Yıllar sonra Vitez’i hatırlamama sebep olan haber, 5 Ekim 2022 Çarşamba günü Anadolu Ajansı tarafından servis edildi. Haberde Bosna’da 1993'te öldürülüp 1998 yılında Mostar'daki toplu mezar kazılarında bulunan iskelet kalıntılarının boyutları nedeniyle DNA analizi yapılamayacak durumda olan kemiklerin toplu olarak gömüldüğü bildiriliyordu. Bir tabut içerisinde 22 kişiye ait parçalar vardı. 22 kişiye ait parçalar, sahipleri tespit edilemediği için bir araya getirilerek defnediliyordu. İşin acı tarafı cenazeye katılanlardan Sifet Osmancevic’in babasının üçüncü kez cenazesinin kılınmasıydı. Bulunan her parçası için bir cenaze namazı kılınmıştı. Bir insanın bedeninin farklı farklı mezarlarda olması Sırpların sıkça uyguladığı bir yöntemdi ne yazık ki. Babasının bulunan parçalarını kalan kısmı bulunamayabilir düşüncesiyle cenaze namazı kılıp defnediyor yıllar sonra başka bir parçasını bambaşka mezarlarda buluyor ve onları da defnediyorsunuz. Ne korkunç acılar, ne büyük imtihanlar bunlar. Bosnalı kardeşlerimizin yıllar süren soykırım kâbusunda neler yaşadıklarını, ne denli büyük acı dolu kuyulara atıldıklarını gösteren korkunç örnekler bunlar.
22 masumu tek tabutta dar-ı bekaya uğurlayan ve "Bilim, kemik kalıntılarının kimlik tespitinin imkânsız olduğunu söylüyor. Bizler aralarında 12 çocuğun bulunduğu 22 Boşnak’a ait olduklarına eminiz." diyen kişi, yıllar önce Vitez’de yolumuzun kesiştiği Ömer Sikina hocadan başkası değildi. Yiğit, vakur ve zarif halinden bir şey kaybetmemişti. Bosna, savaşla birlikte büyük liderlikler, büyük mücahitler ve mücahit imamlar çıkarması açısından oldukça bereketli bir ülke olduğunu defalarca gösterdi.
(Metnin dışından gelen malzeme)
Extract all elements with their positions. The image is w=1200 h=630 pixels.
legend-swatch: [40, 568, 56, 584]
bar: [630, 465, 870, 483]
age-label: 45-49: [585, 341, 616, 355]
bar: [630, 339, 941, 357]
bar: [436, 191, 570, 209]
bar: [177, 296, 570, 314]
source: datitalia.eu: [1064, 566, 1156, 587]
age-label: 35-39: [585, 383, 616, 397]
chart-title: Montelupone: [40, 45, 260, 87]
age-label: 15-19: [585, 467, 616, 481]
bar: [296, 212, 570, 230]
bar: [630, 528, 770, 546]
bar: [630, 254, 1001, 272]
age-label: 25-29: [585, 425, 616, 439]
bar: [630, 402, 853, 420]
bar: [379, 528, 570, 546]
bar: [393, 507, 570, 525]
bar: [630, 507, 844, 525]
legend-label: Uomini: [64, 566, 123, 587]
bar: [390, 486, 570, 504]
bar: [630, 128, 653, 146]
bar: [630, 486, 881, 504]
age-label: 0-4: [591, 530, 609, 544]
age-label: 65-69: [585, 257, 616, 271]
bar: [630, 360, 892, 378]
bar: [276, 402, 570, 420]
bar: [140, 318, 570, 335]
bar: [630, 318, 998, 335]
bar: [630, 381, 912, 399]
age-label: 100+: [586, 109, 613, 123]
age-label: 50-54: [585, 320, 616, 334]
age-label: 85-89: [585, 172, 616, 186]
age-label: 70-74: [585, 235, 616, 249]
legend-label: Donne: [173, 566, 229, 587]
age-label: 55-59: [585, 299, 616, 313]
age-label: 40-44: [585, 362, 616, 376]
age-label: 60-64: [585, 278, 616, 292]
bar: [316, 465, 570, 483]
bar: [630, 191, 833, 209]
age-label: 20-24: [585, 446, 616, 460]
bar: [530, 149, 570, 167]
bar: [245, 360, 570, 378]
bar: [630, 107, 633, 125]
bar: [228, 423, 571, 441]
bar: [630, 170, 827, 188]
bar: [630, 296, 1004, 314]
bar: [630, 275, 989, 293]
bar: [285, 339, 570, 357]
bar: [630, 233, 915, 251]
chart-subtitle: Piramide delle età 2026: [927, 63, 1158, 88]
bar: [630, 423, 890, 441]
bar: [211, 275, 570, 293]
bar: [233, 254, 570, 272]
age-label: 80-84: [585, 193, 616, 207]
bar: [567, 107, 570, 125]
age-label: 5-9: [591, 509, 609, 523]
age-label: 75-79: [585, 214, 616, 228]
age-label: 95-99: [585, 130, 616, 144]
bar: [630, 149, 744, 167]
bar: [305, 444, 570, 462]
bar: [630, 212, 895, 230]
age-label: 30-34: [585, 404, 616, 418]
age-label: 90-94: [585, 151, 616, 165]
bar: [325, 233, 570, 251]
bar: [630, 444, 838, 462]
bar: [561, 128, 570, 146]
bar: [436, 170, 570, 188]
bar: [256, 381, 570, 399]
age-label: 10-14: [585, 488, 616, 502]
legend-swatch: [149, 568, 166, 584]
Vitez halkı yiğittir. Etrafları Hırvatlarla çevrili olsa da düşmemiş bir beldedir. Ömer Hoca gezi esnasında durduğumuz anıtın önünde anlatmıştı: Savaş esnasında bir Müslüman kaçırılıp ailesi rehin alınıyor. Adamcağızı bomba yüklü kamyona bindirip şehrin içerisinde aracı patlatmasını istiyor işgalciler. Bunu yapmazsa rehin olan ailesini öldürmekle tehdit ediyorlar. Adamcağız, çaresiz kamyona biniyor. Tam şehrin içine girecekken direksiyonu kırıp Hırvatların üzerine kamyonu sürerek patlatıyor. Halkı adına kendisini feda ediyor. Pek çok işgalcinin can verdiği bu olay, Vitez meydanında yapılan bir anıtla ölümsüzleştiriliyor. Vitez halkına muhabbetimiz baki. Zaferleri zaferlerimiz, acıları da acılarımız. Bir mezar yerinde yanyana yatırılan 22 masuma rahmet diliyor, istikbali karışık olan Bosnalı kardeşlerimize bilge lider İzzetbegoviç’in şu sözünü hatırlatıyoruz: “Ne yaparsanız yapın ama soykırımı unutmayın. Çünkü unutulan soykırım tekrarlanır.”